Does Jallikattu have variations?
This sport has a few variations.
- In the most common version Vadi Manjuvirattu, the bull is sent out from a closed area, and participants run to hold the bull’s hump. They do this by wrapping their arms/hands around the hump. Two people cannot try this together.
- Another variation of this game, Vēli virattu, has rules similar to the previous one. The only difference being the bull is sent to open ground.
- There is a third version of this game known as vatam manjuvirattu. A 49 feet rope gets tied to the bull. However, the bull’s movement is not restricted. A group of seven to nine people attempt to remove the fabric cloth with coins tied to the animal’s horns. This game can go on for thirty minutes.
The game rules may change from place to place. Alanganallur, in Madurai, is very famous for this sport.
Prizes won by the bulls, their tamers, and winners are simple. Those who bet on this game make money. Spectators bet on the bulls and win money.
Why was Jallikattu banned?
Participants and bulls get injured during the game most of the time. The Supreme Court of India banned this sport in 2014 after receiving petitions from PETA and FIAPO (Federation of India Animal Protection Agencies). In 2017 people protested against this ban. Following the protest, the government exempted Jallikattu from the Prevention of Cruelty to Animals Act, 1960. However, please note the legal status of this game is still unclear. The government lifted the ban after setting a few conditions.

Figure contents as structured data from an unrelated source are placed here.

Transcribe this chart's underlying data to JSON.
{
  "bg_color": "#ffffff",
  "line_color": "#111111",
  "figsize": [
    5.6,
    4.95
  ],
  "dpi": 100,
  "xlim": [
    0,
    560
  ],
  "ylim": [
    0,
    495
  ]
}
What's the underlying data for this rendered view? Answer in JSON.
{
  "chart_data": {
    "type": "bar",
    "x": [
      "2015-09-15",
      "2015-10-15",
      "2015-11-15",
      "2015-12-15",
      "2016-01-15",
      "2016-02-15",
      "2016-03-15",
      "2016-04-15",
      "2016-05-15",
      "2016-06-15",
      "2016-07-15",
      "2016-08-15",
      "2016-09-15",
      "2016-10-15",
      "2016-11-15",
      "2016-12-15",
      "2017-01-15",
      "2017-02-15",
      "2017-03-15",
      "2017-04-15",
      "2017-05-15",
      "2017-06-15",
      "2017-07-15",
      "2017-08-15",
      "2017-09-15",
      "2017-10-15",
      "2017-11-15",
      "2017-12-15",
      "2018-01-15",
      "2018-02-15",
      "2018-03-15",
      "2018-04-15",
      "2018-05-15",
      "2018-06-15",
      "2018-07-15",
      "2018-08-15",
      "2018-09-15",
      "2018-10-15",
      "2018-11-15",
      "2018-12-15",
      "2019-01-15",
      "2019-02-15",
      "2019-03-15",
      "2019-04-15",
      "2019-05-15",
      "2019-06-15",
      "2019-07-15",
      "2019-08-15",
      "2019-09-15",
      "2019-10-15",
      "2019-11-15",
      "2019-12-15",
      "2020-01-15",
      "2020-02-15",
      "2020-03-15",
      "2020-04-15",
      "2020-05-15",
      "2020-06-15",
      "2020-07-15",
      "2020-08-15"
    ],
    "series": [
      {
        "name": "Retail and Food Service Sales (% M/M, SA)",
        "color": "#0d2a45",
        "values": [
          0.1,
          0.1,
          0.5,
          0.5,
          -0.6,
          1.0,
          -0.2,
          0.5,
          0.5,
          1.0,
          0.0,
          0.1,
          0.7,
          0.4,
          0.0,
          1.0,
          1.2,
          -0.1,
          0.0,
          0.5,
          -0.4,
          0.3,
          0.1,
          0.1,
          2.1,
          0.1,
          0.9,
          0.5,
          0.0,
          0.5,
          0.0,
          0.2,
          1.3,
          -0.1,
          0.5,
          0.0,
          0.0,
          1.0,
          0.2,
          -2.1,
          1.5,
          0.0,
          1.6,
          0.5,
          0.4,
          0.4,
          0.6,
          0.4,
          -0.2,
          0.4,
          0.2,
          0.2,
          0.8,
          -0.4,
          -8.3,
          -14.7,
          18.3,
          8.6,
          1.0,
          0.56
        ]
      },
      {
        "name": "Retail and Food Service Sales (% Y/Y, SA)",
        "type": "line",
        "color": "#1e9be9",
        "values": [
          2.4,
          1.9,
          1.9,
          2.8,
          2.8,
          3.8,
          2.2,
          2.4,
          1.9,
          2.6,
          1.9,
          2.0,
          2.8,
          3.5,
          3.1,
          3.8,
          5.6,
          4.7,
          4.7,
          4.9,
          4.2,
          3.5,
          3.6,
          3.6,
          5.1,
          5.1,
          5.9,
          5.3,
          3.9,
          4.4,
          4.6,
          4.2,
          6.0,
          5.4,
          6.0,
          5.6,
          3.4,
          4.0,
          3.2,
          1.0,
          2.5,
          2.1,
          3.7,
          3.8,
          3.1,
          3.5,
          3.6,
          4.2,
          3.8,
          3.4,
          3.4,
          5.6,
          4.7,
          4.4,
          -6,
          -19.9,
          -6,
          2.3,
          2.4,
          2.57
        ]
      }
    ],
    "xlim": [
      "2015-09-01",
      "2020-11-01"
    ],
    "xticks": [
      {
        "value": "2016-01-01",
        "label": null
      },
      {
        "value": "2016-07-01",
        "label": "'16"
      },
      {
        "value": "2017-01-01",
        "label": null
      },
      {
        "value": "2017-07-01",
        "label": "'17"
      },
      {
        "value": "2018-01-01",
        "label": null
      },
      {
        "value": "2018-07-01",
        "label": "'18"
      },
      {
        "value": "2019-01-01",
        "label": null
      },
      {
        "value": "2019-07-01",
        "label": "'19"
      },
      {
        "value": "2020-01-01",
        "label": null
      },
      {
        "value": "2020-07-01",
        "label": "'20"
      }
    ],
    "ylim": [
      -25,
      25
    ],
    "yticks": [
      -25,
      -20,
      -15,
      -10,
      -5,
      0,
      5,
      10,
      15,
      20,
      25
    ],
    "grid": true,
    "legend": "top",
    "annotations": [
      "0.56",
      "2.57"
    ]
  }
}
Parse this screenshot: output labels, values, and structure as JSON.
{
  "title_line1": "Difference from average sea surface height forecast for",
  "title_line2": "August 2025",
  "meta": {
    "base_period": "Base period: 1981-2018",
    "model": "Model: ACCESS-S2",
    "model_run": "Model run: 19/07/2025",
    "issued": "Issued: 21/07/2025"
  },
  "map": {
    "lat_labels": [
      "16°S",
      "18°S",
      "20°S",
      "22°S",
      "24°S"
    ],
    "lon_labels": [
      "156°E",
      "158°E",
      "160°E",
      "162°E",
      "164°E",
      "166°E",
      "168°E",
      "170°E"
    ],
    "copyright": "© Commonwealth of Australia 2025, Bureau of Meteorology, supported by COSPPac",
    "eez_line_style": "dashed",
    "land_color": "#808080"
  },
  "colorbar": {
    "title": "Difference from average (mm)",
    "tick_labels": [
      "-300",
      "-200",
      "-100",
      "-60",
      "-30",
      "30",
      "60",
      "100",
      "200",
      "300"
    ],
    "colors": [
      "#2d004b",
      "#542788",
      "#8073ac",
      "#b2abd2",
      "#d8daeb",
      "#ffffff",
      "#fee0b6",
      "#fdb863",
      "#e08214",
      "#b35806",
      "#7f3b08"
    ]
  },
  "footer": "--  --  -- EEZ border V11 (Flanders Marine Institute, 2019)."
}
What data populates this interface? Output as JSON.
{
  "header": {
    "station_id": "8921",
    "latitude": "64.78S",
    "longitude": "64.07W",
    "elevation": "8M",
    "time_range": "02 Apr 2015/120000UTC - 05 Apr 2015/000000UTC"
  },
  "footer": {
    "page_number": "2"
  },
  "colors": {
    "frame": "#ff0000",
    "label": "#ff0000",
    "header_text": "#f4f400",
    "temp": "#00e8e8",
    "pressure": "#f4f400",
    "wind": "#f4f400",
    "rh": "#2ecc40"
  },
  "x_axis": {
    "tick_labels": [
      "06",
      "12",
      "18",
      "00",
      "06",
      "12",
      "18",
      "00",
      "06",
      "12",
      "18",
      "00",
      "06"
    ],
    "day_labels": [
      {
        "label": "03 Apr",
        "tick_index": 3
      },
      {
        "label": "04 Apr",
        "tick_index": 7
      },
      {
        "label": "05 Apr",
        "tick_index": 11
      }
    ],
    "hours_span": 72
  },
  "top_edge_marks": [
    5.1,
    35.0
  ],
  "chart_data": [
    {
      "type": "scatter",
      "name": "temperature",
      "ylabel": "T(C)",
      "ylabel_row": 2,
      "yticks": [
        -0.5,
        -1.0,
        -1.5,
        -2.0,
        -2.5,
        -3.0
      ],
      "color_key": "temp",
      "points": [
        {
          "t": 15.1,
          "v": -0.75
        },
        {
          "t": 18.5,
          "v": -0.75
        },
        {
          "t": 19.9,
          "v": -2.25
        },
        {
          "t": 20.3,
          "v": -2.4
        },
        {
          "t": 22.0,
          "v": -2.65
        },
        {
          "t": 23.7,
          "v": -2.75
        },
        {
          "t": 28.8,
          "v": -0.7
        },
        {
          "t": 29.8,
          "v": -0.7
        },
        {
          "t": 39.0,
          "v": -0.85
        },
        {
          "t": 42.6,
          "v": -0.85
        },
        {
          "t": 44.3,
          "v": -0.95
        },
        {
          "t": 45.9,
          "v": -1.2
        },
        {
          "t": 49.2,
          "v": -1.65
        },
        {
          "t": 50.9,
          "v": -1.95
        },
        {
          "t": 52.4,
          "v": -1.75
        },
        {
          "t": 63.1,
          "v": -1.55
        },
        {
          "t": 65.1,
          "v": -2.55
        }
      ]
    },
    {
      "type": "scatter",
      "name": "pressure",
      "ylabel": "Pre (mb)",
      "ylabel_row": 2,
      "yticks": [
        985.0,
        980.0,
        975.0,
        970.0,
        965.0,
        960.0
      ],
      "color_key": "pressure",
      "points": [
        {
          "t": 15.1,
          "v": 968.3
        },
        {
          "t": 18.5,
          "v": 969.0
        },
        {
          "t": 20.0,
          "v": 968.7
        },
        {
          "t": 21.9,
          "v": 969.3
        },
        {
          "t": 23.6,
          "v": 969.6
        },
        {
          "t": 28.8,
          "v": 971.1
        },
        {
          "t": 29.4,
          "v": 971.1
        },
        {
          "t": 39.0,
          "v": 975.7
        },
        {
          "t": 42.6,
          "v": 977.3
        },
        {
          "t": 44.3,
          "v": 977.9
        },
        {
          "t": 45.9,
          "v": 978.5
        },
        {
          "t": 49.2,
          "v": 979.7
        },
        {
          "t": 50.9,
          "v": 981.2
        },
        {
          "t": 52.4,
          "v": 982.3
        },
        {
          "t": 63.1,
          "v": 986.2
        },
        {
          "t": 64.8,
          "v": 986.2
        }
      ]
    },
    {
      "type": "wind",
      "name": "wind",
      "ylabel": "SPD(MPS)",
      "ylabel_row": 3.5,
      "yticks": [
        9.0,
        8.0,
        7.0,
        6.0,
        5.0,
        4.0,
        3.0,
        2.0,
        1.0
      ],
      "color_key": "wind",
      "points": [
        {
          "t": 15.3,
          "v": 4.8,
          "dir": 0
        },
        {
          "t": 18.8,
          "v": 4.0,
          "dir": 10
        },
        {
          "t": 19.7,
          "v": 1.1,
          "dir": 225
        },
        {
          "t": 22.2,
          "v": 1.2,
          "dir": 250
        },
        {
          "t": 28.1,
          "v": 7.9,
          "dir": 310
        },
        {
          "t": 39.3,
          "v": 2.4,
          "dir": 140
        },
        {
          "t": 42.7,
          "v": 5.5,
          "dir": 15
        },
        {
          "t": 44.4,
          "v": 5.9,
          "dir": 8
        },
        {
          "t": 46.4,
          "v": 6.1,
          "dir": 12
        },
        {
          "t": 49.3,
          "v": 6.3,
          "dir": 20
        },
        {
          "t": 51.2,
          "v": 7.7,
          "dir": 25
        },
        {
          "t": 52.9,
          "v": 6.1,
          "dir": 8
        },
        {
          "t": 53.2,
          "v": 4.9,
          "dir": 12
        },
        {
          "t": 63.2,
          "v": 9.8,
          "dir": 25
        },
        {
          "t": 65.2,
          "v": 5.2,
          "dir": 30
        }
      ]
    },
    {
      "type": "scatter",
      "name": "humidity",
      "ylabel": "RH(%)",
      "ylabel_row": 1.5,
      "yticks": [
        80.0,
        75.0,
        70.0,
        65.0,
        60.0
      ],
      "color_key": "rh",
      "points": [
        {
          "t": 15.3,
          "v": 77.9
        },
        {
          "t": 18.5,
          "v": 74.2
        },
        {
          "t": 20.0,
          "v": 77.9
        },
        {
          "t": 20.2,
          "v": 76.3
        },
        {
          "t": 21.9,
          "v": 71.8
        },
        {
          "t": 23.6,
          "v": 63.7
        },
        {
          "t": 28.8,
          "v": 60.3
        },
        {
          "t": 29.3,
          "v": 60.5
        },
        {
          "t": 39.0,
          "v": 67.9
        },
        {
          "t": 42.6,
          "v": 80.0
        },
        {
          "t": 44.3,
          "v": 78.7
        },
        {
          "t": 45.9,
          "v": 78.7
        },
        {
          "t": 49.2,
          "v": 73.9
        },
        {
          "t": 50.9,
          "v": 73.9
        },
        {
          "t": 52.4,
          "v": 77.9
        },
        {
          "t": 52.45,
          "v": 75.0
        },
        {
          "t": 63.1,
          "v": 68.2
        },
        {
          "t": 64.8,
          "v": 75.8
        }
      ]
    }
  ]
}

Some of the conditions laid by the government while lifting the ban were:
- The game organisers should get written permission from the collector in charge thirty days before the event. He needs to disclose the exact location.
- The place used for the fight should be double-barricaded.
- The Animal Husbandry Department has to conduct tests to prove that drugs or any other form of irritants had no part to play in the training or rearing of these animals.
- The bull’s height has to be a minimum of 120cm. The Umbalachery bulls face a disadvantage here as they are not that tall.
What helped lift the ban on Jallikattu?
One of the two main reasons for lifting the ban were:
- Jallikattu is an ancient tradition that is dear to the natives of Tamil Nadu.
- Farmers get to rear the best bulls that were diminishing in numbers.
Whether the laws surrounding this game are clear or not, it is played annually and attended by people in large numbers.
Will bull fights continue
Bullfighting is nothing new. People have played it for thousands of years. The reason for playing this game has changed over the years. There are many variations of this sport today. Unlike the Spanish style, the Indian version involves no matador, an armed man, or the compulsory killing of the bull. The sport continues though banned in most countries. People bet on the bulls and win money. Many people and animals die every year due to the risk involved. But, that hasn’t stopped the people from organizing or playing their sport. People are very attached to their traditions and love to hold on to them and pass them on to other generations by playing them.
What is Dhirio?
The bullfighting game in Goa is called Dhirio.
Which places are most famous for bullfighting in Tamil Nadu?
Alanganallur, Avaniyapuram and Palamedu in the Madurai district are famous for Jallikattu.
What is Pongal?
Pongal is the Tamil New Year & harvesting festival that is celebrated for 4 days from the 14th or 15th of January every year.
What are stud bulls?
Bulls mainly used for mating are called studs or stud bulls.
Are bullfights legal in India?
If the bull gets killed or maimed during a bullfight, it is considered a criminal offence under the Prevention of Cruelty to Animals Act, 1960 and the Indian Penal Code, 1860.
Which Indian state is famous for Jallikattu?
Jallikattu is played in Tamil Nadu.
Is Jallikattu a festival?
Jallikattu is a traditional bull taming game played on Mattu Pongal, which is the third day of the harvest festival, Pongal.